FCC field hearing focuses on possible merger
The merger between Comcast and NBC Universal would present the cable TV giant with both incentives and ability to discriminate against competitors, especially in the emerging market of online video, a cadre of detractors argued Tuesday.
The occasion was an FCC field hearing held at Chicago’s Northwestern U. Law School, where two expert panels discussed the impact of the proposed merger on distributors of online video and multichannel video programming. A majority of the first panel voiced views that the combined entity would decrease choice, investment and diversity in video entertainment. No reps from Comcast or NBC U participated in the panels at the hearing.
The tone was set early by an impassioned FCC commissioner Michael Copps, a noted critic of the proposed union and the only FCC member to appear at the session.
“I cannot, I will not, accept half-hearted pledges of fairness from industry when the future of the Web is at stake,” said Copps in his opening statement. “And right now the assurances and conditions we have received on this Comcast/NBC U proposal don’t pass the red-face test.”
Jeffrey Blum, deputy general counsel for satcaster Dish Network, said the proposed merger would present a serious threat to competition since both Comcast and NBC U are deeply involved in online vid market, and could use their market power to push out competitors.

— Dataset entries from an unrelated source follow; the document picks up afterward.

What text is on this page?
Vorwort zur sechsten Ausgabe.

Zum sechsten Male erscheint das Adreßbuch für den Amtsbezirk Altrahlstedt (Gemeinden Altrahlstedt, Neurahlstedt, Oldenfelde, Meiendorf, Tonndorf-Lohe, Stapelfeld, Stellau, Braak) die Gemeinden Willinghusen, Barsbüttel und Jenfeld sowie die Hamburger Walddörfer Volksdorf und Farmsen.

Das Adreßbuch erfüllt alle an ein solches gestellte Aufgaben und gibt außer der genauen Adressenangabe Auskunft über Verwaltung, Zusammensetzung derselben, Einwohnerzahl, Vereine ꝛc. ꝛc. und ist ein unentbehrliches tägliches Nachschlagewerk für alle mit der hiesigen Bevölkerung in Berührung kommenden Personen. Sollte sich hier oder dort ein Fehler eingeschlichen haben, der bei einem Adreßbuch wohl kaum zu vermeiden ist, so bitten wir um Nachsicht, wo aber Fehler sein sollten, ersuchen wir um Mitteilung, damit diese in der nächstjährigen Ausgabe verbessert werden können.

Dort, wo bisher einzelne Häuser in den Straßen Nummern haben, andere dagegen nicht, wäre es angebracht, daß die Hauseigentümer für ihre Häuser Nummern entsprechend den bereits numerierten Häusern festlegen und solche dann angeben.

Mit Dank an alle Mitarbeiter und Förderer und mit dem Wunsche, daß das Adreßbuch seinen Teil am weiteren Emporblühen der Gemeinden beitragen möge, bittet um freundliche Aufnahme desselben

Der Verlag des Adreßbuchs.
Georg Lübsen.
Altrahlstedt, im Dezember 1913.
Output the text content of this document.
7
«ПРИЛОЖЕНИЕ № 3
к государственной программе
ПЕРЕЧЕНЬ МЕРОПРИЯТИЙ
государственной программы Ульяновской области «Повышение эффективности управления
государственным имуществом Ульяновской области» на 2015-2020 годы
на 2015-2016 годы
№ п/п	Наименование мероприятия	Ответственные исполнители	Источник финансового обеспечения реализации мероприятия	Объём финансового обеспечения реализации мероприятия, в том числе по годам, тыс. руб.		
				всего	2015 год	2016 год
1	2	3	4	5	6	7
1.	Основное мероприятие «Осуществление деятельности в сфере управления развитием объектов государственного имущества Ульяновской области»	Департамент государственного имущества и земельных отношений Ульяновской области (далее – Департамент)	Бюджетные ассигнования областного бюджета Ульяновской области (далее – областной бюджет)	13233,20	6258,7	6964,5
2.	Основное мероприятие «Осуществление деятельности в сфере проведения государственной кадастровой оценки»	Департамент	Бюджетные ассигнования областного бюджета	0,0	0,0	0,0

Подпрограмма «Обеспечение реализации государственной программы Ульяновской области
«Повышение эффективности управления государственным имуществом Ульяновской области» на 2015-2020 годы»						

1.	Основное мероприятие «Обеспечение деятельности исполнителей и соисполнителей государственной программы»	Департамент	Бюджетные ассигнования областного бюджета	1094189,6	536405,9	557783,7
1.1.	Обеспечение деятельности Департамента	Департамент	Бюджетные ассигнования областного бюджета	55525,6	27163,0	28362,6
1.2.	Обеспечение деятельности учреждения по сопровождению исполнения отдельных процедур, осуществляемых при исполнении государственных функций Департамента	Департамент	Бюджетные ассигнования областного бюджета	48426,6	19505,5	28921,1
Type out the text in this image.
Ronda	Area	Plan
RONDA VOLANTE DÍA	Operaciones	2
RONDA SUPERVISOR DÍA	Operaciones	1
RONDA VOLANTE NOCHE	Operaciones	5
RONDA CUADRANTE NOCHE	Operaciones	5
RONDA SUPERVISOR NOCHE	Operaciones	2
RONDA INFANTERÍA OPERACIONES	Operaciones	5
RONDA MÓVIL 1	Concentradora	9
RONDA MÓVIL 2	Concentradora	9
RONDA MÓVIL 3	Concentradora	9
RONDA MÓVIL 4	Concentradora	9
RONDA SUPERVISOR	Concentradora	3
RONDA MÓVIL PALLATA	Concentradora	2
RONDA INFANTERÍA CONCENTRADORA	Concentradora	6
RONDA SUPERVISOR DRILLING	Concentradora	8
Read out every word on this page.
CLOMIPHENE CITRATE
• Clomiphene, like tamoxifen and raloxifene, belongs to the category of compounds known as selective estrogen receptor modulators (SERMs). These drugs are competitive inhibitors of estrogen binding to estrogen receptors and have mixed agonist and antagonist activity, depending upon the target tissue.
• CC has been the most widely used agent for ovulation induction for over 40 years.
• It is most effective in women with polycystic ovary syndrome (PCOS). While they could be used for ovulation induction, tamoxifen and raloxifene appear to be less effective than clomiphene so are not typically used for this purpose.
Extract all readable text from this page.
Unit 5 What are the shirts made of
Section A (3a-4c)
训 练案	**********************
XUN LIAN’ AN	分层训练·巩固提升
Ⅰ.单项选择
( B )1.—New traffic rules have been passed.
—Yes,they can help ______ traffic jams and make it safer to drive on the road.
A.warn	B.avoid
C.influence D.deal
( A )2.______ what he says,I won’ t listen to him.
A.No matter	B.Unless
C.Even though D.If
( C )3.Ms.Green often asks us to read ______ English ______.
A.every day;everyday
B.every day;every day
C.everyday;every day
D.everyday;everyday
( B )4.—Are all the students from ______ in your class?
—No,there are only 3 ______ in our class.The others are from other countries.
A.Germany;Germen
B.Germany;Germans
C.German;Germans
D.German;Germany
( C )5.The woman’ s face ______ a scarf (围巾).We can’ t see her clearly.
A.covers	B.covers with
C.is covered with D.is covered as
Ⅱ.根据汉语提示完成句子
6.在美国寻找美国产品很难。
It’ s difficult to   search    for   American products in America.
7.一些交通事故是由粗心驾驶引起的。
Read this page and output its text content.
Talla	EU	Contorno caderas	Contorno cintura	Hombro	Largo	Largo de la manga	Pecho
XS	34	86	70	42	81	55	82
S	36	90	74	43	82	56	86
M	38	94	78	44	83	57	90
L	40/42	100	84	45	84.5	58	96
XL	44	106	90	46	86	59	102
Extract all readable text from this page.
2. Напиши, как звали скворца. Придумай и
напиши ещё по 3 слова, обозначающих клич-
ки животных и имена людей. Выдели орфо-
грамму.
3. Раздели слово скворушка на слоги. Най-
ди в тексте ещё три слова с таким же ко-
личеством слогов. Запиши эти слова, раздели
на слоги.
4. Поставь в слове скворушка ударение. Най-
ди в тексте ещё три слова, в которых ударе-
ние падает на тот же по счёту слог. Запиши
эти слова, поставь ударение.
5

That view was seconded by Cardozo Law School professor Susan Crawford, who said Comcast could use its pricing power as an Internet service provider to make it uneconomical for rival video services to emerge.
Josh Silver, prexy and CEO of media watchdog org Free Press, contended that the FCC is required to ensure that mergers will promote the public interest, a showing he claims neither Comcast nor NBC U can make. “Adopting conditions to neutralize the harms of a bad merger is not the same as ensuring that a merger would promote the public interest,” he said.
Also participating was Scott Wallsten, VP for research of Technology Policy Institute, a nonprofit group that counts Comcast among its supporters. He confined his remarks to antitrust perspectives.
In advance of the meeting, the FCC officially informed Comcast and NBC Universal that on July 6, it had restarted the 180-day transaction time clock for its review of the merger. It had stopped the clock last month to solicit additional information from both parties. Restarting the clock makes July 13 the 45th day of the agency’s review, per Media Bureau chief Bill Lake, which means that the merger could be approved by year’s end as Comcast and General Electric execs have targeted.